Neglecting air pollution could cripple health care-Canada

Thursday, June 17, 2010

Neglecting air pollution could cripple health care
May 19, 2010
Alberta, Canada

The neglect of air quality in our cities and the consequent cost of treating pollution-related diseases could cripple our already strained health care system.

In a health and environmentally-conscious world it is unusual to find cities, such as those in Alberta, that have not adopted a single effective clean air initiative.

Remarkably, in Alberta urban air quality monitoring does not identify the source of air pollutants and several studies have shown that residents are most concerned about industrial pollution. In reality, the most dangerous sources of pollution are closer to home - the fumes from vehicles or a neighbour’s wood burning stove or fireplace.

Indoor air quality studies in the U.S. and Europe have also identified high levels of cancer-causing compounds in homes with a wood burning stove or fireplace.

To date, the most dangerously polluted places in the province are campgrounds where smoke levels have been monitored at levels that can cause pollution-related sickness severe enough to require hospitalization or even cause death from smoke inhalation.

To create a healthier society, the Europeans have adopted a variety of measures to reduce vehicle pollution. The most significant are emission testing programs to ensure that emission-reduction features are actually working. When these tests were done in Red Deer, enough vehicles had the emission reduction features removed or neglected to double the level of vehicle pollution. This neglect impacts public health, placing an unnecessary burden on the health care system.

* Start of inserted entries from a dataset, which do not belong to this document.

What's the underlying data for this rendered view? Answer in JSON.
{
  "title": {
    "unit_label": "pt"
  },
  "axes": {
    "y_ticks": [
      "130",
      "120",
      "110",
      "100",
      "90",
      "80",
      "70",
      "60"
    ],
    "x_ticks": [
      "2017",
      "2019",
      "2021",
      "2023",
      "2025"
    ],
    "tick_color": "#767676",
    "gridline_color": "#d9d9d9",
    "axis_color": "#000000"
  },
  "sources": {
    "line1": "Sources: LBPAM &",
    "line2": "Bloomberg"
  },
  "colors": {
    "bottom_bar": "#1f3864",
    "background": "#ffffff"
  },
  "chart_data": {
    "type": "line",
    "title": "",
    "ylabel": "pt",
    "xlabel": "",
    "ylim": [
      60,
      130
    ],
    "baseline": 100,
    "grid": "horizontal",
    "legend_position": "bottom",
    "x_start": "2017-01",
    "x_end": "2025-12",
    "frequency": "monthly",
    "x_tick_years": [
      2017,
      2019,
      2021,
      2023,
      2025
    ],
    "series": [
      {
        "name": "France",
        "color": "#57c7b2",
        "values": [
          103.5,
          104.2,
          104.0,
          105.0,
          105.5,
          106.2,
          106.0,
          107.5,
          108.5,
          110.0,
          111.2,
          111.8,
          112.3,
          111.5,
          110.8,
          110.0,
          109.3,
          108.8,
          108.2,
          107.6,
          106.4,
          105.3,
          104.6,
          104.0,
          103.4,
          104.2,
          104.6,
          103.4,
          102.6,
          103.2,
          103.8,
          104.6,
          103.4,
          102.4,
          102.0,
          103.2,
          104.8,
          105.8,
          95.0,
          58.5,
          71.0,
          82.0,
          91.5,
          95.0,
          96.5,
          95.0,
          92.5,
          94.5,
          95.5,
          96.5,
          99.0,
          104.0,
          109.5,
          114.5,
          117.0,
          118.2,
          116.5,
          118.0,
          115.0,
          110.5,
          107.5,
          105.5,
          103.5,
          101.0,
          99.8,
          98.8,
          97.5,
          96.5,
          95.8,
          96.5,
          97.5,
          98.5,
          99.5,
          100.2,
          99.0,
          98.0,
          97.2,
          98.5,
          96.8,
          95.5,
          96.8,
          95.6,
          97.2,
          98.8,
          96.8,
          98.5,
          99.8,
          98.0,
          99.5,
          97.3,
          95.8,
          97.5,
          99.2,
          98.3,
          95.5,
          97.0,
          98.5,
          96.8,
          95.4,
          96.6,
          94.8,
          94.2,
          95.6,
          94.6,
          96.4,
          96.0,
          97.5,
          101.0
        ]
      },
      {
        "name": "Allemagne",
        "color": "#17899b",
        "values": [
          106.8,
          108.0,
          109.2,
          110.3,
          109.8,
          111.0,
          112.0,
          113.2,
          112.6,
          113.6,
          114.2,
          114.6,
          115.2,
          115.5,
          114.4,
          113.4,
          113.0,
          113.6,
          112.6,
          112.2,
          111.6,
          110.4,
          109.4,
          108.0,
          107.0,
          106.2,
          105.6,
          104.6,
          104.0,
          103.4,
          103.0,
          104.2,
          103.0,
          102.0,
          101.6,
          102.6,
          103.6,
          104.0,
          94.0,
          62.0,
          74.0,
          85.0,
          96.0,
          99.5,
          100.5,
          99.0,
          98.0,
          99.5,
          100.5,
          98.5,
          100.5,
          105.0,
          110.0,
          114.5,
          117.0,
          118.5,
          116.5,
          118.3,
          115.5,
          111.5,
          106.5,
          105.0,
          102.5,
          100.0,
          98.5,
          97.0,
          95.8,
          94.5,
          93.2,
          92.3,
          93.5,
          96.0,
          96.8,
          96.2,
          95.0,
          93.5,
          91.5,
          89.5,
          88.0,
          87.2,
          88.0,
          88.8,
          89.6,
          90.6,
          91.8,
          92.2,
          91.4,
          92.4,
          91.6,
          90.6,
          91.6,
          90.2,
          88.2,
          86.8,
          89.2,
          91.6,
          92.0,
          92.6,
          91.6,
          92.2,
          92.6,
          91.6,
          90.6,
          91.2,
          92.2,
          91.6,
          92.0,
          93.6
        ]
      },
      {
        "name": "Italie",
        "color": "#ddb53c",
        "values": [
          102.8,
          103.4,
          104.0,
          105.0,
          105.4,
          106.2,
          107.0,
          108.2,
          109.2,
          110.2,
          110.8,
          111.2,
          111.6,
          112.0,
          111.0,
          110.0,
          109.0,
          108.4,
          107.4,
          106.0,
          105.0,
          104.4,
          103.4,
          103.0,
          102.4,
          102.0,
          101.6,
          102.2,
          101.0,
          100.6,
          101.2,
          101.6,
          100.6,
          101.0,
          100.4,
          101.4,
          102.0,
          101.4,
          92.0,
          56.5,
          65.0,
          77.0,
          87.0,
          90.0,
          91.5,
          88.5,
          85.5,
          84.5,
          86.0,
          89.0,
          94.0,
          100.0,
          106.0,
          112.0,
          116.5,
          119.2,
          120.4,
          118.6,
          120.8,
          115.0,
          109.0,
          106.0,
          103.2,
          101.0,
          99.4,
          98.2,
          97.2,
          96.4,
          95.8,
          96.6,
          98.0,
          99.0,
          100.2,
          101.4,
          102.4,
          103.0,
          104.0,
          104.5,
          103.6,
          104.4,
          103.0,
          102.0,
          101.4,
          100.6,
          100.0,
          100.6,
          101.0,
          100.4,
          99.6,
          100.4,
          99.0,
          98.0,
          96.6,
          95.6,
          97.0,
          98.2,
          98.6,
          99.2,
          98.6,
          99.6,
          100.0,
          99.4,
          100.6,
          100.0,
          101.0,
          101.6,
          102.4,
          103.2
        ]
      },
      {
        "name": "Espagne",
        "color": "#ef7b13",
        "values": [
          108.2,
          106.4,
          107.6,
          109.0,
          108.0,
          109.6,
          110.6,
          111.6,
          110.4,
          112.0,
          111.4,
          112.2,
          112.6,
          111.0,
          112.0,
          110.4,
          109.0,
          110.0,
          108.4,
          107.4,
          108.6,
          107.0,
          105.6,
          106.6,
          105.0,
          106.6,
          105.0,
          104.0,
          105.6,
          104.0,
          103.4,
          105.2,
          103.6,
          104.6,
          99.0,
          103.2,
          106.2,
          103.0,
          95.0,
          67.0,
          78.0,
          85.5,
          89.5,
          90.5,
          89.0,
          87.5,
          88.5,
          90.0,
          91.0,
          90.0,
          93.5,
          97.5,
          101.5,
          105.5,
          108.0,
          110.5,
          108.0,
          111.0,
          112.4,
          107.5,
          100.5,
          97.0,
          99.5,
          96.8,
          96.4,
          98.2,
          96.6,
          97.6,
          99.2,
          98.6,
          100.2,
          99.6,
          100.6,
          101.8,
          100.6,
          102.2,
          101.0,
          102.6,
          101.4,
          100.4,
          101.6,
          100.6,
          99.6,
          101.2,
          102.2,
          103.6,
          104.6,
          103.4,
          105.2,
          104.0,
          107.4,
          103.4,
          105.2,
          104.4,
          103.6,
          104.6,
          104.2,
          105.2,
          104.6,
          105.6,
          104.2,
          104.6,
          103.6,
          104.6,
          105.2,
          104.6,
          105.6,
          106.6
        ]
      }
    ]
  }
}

In Britain, deaths caused by fireplace smoke, particularly the deaths of 4,000 Londoners in only five days in 1952, were the catalyst for their smoke-free cities program. However, politicians were also aware that the cost of treating the diseases caused by wood and coal smoke would severely strain their recently-introduced “free” health care system. Paying homeowners to convert from burning dirty fuels to clean natural gas was expensive but the costs were soon recovered in terms of reduced health care costs.

In the United States, with Universal Health Care on the horizon, the cost of treating the smoke diseases has come into sharper focus. In the San Francisco Bay area alone, with only 10% of the homes burning wood, to some degree, the cost of treating the smoke diseases is estimated at one billion dollars annually. Breaking down the statistics even further, one fireplace burning wood for one evening costs the health care system $40.

There are similar concerns, around the world. Taking Christchurch, New Zealand as an example, each low emission wood or coal burning appliance is estimated to cost the health care system $2,700 annually.

It is essential to be pro-active, as once fouled by wood smoke no North American city has cleaned up the air and it will take a future generation that cares for the environment for these cities to become healthy places in which to live. Unfortunately, with researchers crying wolf over finding traces of toxic and carcinogenic chemicals almost everywhere, concerns about wood smoke, the oldest known cause of cancer, lung and heart disease, are often regarded as just another baseless health scare. Wood, like tobacco, is a cellulose based plant material and for an overview of the health implications of breathing wood smoke one only has to read the health warnings on cigarette packages, or log on to www.burningissues.com.

For a healthier urban environment that will reduce the strain on the health care system, all Alberta’s cities have ever needed to do is to borrow ideas from the world’s more environmentally conscious urban centres. Addressing pollution caused by vehicles and residential wood-burning needs to be a priority.

The worst route any city can take is to rely on Canada’s new Urban Environment Health Index, which measures only a few simple chemicals in widely separated locations........ but that is another issue.

Alan Smith

Red Deer

Alan Smith is a former member of the Urban Environment Study Group of the Environment Council of Alberta, Canada.